Vernachlässigtes Nachbarskind
Die meisten von Euch werden es sicher nicht verstehen, warum ich ein schlechtes Gewissen habe. Aber es ist nun mal da und es quält mich schon seit einigen Jahren obwohl jeder andere in meiner Situation sicher genauso gehandelt hätte, weil mein Handeln einfach richtig war.

Vor einigen Jahren lebte eine Etage über mir eine junge Frau mit ihrem kleinen Jungen (circa 4-5). Sie schienen ansich ein gutes Verhältnis zu einander zu haben und sahen beide auch immer gepflegt und völlig normal aus. Irgendwann bekam ich mit wie sie sich nachts immer auf den Weg irgendwo hin machte. Sicher kam der Verdacht schon auf, dass sie ihr Kind vielleicht allein lässt. Aber wie es so ist, man denkt sich immer, dass man so etwas nur aus dem TV oder durch Erzählungen kennt und sowas keiner wirklich tun würde. Ich habe selbst einen Sohn der mittlerweile 5 (damals war er circa 1 Jahr) ist und ich würde ihn niemals allein lassen. Dann sah man mit der neuen Nachbarin auch andere neue Leute die sicher zu ihrem Bekanntenkreis gehörten und man dachte sich, dass dann sicher auch jemand bei ihrem Kind ist.

Eines Tages kam ich vom Einkaufen und hörte Geräusche ein Stockwerk über uns, als ich die Treppe hoch kam. Ich ging hoch um zu sehen was dort los ist da es sich nach einem Kind anhörte. Ich sah den Jungen mit nichts außer einem verdreckten Pullover bekleidet, wie er versuchte wieder in die Wohnung hineinzukommen - er hatte sich ausgesperrt. Ich hab mich erstmal auf die Treppe gesetzt und ihn nach dem Namen gefragt und was denn los sei. Er meinte er habe sich ausgesperrt und als ich fragte wo denn seine Mama sein meinte er, dass sie "übermorgen" wiederkommt. Als ich fragte seit wann sie denn weg ist, meinte er "seit gestern früh".
Ich habe dann die Wohnungstür aufgebrochen, damit er sich wenigstens was anziehen konnte und um in die Wohnung zu sehen ob nicht vielleicht was anderes passiert ist. Als ich die Tür aufgebrochen hatte, traf mich allerdings der nächste Schlag - die Wohnung war total verwüstet so daß ich die Tür gerademal soweit aufbekam um den Kleinen durch den Spalt durchschlüpfen zu lassen um sich Klamotten zu holen. Nach mehreren Versuchen gab ich es auf, ihn saubere Sachen suchen zu lassen - alles war verdreckt und stank schrecklich.
Meine damalige Freundin und ich riefen dann sofort die Polizei an als ich mit dem Kleinen in unsere Wohnung kam.
Die Polizisten hatten es dann doch irgendwie geschafft die Tür richtig zu öffnen. Es sah echt übel aus. Überall lagen Sachen herum und man sah den Fußboden nicht mehr wegen all dem Zeug.
Wenig später kam dann auch eine Frau vom Jugendamt und war echt sauer auf mich, weil wir eben die Polizei geholt hatten. Als der Polizist sie fragte ob das Jugendamt eine Anzeige macht, verneinte sie es mit der Begründung es sich mit der Mutter nicht "verscherzen" zu wollen. Daraufhin meinte der Polizist, daß er dann eine Anzeige schreibt - notfalls auch als Privatperson. Er war ebenfalls sehr schockiert über diese ganze Sache.
Das letzte was ich von dem Jungen gesehen hatte war, wie er im Polizeiwagen saß und weggefahren ist.

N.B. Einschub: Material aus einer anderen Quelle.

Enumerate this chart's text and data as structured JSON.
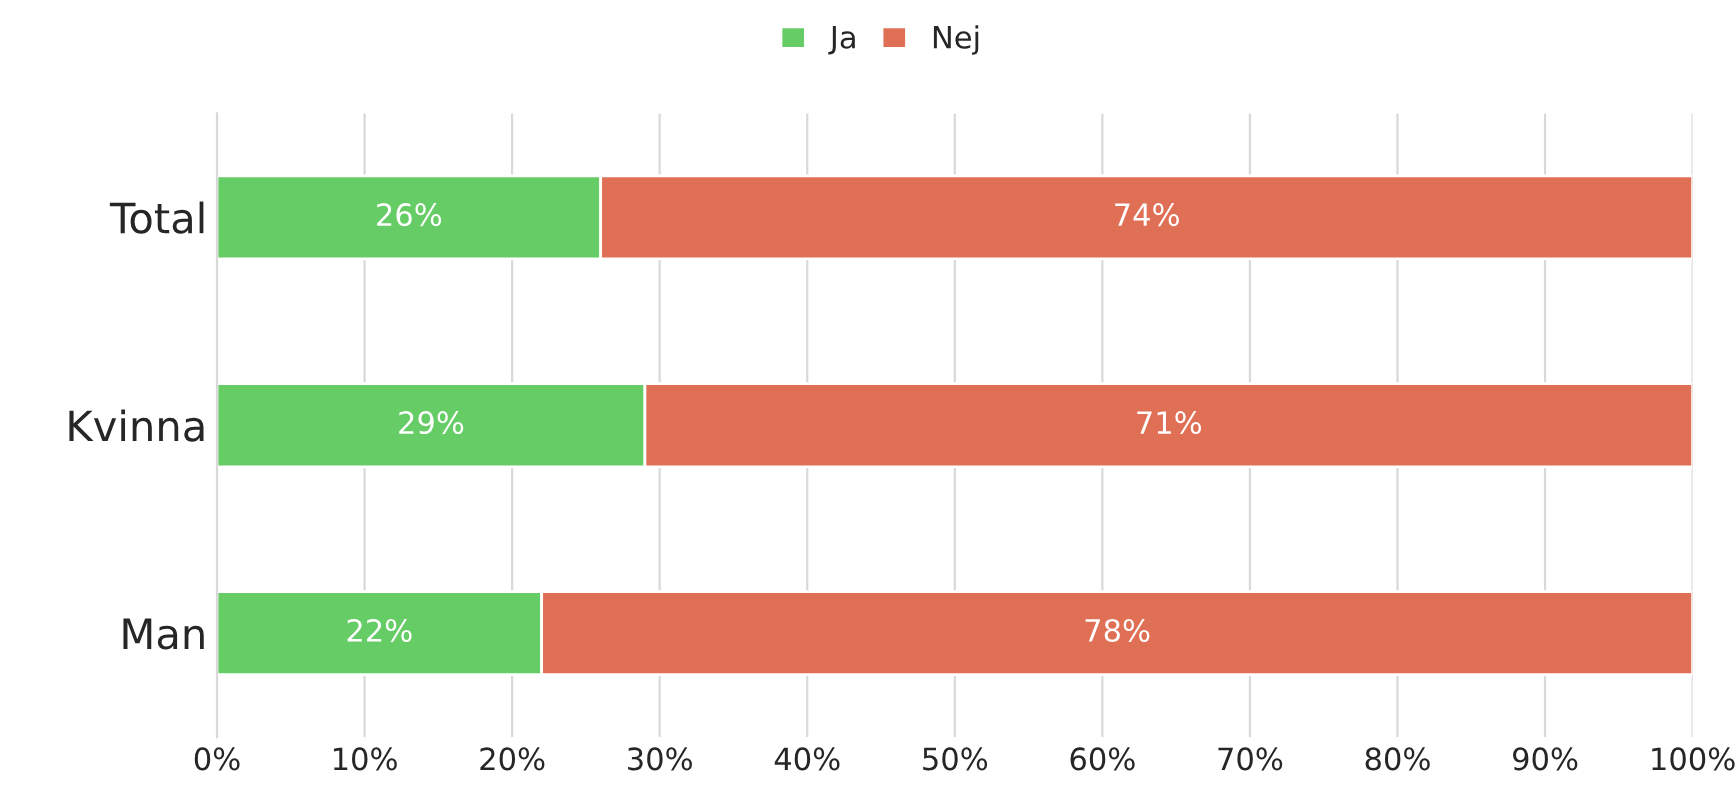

Seither habe ich ein wahnsinnig schlechtes Gewissen ihm und auch seiner Mutter gegenüber. Ich weiß, dass mein Handeln richtig war, aber für ihn war dieser Zustand "normal" und ich bin mir sicher, dass er seine Mutter geliebt hat. Ich bin mir ebenfalls sicher, dass seine Mutter auch ihn geliebt hat, aber mit der Situation überfordert war. Ich habe Bilder im Kopf, wo ich den Jungen in dieser verwüsteten Wohnung sehe - allein - weder TV oder Radio - völlig allein - vor sich hin vegetierend.
Diese Bilder kommen immer öfter da jetzt mein Sohn etwa im Alter dieses Jungen von damals ist. Es macht mich fertig und es tut mir für beide wahnsinnig Leid. Trotzdem würde ich immer wieder so handeln!

Beichthaus.com Beichte #00027901 vom 11.06.2010 um 23:22:08 Uhr in Leipzig (58 Kommentare).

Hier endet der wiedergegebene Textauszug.